Another big change, of course, is war in Europe. Kroeber hypothesized that if Trump were to try and negotiate with Vladimir Putin over his war on Ukraine, there'd be value in winning the participation of China, Russia's main supporter. In that case, he would have to "give the Chinese something that they wanted," he said—which could be some accommodation on trade.

Indeed, in his interview with Bloomberg Businessweek in late June, Trump emphasized tariff threats as "good for negotiation."

Finally, there's an arguably under-appreciated element of a Trump administration economic framework: the willingness to welcome Chinese manufacturing investment in the US. Decades ago, it was Japanese industrial investment in America that helped to keep a lid on bilateral trade tensions. 

"The way they will sell their product in America is to build it in America, very simple," Trump said of Chinese companies in his address to the Republican National Convention in July.

Kroeber did note, however, there's no widespread backing for this approach among Republicans. The GOP governor of Virginia, Glenn Youngkin, demonstrated that in removing his state from consideration for a Chinese electric-battery plant last year.

As for CSIS's Kennedy, who offered an update on China affairs this week at a Harvard Fairbank Center for Chinese Studies event, he discounted the potential for a deal involving the Chinese private sector plowing investment into the US. What instead may be underappreciated is China's readiness to strike back hard against protectionist US action.

Scott Kennedy Photograph: Bloomberg

In Trump 1.0, China "sat back a little—kept their power dry," Kennedy said. While they did hit the US with reciprocal tariffs, they stopped short of options like sweeping restrictions on American businesses with major, profit-earning operations in China. What Beijing did do, however, was to build a toolkit for potential responses.

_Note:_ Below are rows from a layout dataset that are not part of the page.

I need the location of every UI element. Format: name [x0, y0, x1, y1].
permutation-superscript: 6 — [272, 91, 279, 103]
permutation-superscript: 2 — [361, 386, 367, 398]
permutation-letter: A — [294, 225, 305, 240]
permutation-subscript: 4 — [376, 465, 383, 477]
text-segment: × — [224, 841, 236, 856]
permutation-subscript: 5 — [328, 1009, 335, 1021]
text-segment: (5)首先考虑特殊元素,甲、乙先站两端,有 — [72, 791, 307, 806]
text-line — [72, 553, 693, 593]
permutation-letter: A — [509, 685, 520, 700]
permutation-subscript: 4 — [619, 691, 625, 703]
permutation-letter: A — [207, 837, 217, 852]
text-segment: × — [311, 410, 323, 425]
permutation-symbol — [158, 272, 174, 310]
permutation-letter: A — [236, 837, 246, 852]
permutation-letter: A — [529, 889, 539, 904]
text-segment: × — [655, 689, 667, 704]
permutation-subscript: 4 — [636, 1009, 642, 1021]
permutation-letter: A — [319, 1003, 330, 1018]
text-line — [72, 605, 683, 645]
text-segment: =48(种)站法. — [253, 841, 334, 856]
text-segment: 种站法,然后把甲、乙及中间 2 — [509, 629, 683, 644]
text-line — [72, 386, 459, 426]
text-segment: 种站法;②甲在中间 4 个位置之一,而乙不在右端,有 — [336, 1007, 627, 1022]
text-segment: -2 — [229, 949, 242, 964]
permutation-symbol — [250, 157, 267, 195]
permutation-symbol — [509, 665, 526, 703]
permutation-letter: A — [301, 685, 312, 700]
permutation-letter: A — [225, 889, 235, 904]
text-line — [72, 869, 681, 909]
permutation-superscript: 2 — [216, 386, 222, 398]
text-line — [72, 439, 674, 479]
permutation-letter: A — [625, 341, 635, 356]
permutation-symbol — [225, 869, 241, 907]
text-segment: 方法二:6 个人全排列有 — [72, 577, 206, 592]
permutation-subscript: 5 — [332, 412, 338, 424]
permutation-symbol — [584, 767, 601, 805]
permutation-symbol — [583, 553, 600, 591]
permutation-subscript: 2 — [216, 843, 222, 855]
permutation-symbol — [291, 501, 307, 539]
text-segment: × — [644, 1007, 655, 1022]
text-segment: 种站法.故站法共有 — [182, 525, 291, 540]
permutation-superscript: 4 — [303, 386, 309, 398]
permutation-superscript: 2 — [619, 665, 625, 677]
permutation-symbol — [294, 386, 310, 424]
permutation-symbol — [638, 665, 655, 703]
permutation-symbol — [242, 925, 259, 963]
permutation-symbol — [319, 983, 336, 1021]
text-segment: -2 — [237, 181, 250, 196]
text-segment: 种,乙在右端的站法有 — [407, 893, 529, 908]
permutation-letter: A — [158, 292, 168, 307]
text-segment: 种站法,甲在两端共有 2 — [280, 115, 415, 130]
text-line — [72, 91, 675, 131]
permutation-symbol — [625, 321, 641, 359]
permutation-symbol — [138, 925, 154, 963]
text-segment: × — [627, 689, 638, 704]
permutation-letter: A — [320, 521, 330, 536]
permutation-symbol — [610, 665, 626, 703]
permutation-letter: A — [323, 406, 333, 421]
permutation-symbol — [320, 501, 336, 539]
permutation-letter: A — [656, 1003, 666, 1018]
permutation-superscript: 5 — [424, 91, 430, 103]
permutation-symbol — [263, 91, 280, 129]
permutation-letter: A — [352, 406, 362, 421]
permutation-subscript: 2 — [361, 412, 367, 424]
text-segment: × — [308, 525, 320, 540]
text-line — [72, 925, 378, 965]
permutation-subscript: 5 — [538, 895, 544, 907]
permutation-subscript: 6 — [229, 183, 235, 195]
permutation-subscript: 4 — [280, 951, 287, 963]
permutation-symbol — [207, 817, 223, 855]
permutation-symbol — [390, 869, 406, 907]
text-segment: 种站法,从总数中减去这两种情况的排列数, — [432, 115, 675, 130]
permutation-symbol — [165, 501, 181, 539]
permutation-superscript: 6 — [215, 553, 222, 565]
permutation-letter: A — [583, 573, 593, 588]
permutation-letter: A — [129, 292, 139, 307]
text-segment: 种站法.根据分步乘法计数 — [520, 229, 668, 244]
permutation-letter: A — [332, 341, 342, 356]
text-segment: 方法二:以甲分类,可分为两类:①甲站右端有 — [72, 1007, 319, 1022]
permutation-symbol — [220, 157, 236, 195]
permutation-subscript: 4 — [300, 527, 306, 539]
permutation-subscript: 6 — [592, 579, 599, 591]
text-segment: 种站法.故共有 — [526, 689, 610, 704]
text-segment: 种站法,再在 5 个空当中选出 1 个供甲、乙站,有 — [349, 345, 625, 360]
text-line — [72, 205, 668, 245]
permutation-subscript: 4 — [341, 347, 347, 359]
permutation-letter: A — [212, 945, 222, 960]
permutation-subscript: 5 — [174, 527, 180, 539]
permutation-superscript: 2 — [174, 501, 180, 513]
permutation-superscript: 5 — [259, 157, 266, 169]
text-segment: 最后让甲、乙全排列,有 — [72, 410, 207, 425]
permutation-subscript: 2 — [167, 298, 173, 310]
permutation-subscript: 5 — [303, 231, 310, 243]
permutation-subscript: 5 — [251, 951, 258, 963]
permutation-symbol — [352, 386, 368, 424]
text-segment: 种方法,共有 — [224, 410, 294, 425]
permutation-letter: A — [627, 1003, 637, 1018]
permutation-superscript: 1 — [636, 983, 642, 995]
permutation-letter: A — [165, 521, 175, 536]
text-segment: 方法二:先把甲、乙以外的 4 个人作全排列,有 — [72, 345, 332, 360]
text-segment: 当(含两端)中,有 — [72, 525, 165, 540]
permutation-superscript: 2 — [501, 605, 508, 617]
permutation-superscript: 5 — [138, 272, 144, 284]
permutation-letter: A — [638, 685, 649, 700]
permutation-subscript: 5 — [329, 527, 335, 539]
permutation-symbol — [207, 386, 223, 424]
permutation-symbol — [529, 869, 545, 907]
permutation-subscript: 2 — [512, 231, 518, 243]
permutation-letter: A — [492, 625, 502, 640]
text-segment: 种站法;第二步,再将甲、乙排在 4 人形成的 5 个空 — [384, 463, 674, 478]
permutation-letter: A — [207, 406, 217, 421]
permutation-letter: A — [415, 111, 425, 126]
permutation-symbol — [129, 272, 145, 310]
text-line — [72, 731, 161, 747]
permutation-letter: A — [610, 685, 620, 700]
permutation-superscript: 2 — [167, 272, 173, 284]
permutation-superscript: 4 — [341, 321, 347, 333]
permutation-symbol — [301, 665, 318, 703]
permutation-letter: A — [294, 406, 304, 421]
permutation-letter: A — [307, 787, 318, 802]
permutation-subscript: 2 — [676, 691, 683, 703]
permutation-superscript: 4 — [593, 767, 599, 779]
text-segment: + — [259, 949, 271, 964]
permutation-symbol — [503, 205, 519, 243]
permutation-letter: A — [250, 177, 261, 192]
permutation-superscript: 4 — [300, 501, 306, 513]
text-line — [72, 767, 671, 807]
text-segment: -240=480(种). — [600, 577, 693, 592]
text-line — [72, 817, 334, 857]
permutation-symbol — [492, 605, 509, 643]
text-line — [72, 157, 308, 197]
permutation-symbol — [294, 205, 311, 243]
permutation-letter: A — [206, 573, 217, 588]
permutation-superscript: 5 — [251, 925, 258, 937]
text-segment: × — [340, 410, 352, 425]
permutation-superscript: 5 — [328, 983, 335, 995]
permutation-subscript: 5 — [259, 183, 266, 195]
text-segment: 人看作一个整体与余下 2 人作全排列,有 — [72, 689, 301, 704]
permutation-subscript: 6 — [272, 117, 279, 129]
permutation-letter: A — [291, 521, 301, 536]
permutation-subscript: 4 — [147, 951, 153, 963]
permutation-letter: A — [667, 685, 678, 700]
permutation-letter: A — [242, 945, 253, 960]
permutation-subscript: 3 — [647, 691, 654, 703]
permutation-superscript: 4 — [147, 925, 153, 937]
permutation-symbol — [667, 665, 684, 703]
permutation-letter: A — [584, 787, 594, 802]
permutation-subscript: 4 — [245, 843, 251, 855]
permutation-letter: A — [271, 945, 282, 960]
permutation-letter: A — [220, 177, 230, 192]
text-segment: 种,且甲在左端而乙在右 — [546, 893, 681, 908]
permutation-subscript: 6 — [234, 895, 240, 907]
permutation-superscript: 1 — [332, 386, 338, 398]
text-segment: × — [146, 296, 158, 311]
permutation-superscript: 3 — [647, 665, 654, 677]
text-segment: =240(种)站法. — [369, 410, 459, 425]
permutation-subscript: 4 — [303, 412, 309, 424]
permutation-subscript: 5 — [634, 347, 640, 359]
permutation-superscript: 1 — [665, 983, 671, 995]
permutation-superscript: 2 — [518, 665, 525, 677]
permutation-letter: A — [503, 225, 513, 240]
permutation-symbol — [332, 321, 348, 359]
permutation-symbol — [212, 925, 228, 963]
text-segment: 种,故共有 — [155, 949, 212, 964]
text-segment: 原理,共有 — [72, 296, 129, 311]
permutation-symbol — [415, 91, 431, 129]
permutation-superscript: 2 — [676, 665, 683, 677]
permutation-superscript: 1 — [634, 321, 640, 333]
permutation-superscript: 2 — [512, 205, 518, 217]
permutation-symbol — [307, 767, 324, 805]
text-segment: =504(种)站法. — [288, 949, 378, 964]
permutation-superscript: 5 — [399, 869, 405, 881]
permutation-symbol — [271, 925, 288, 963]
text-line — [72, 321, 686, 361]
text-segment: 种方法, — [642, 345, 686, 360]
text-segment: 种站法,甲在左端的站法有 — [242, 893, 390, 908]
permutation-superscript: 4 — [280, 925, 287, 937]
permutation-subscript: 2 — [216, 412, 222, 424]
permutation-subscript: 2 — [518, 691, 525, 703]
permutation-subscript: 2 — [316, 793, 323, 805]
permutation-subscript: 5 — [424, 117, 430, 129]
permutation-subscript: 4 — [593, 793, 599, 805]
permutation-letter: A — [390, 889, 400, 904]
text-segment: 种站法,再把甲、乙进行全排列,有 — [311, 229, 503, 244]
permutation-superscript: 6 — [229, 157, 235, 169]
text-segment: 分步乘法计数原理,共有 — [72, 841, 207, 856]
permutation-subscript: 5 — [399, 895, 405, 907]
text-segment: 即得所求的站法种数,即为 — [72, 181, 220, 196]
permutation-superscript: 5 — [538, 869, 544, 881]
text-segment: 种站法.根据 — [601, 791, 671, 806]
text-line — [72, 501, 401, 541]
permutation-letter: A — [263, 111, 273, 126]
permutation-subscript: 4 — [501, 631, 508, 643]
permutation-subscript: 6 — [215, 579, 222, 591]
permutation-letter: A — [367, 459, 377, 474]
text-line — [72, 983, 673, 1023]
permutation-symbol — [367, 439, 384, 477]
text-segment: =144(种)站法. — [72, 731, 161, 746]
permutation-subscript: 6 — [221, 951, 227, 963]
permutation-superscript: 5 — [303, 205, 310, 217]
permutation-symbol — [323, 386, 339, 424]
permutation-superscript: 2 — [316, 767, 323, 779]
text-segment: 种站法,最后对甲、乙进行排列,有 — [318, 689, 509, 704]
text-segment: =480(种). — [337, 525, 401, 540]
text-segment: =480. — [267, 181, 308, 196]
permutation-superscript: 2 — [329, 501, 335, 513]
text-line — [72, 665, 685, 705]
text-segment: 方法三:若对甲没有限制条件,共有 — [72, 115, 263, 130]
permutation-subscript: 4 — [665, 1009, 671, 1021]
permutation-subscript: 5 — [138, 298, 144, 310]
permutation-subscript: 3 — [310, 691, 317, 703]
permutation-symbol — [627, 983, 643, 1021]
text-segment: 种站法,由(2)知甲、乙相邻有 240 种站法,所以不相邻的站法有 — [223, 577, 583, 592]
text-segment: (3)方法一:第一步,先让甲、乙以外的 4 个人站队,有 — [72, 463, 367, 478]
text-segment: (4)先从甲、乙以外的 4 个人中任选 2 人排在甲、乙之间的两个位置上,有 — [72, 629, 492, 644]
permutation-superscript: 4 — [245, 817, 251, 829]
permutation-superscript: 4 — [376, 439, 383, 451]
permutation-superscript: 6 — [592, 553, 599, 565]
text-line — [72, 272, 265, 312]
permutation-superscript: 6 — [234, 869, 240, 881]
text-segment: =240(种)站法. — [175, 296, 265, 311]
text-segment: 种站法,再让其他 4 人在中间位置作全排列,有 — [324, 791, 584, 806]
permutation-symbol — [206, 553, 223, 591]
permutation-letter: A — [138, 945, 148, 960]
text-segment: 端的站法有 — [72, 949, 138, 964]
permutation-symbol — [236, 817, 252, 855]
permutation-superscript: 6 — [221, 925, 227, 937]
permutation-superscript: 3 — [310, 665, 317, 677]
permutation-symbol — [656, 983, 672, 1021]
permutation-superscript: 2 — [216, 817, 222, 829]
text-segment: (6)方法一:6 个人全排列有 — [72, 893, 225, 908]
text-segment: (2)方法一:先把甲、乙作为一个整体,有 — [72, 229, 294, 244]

That kit includes the "unreliable entity list," which China can use to penalize firms deemed to threaten national security, and the "anti-foreign-sanctions law," which involves potentially seizing assets and blocking business transactions.

Based on what Trump has said about China tariffs, it seems more likely he'll be hawkish than deal-seeking, Kennedy said. And if the US executes a powerful set of highly protectionist measures, it would have the appearance of "declaring economic war—and the Chinese are likely to see it that way," he said.

A "reasonable" scenario to envision is Beijing responding strongly, "to get him to cry uncle," Kennedy said— "tank the stock market, tank the bond market" to such an extent that Wall Street appeals to the White House to call the economic warfare off. "I think that scenario is underpriced."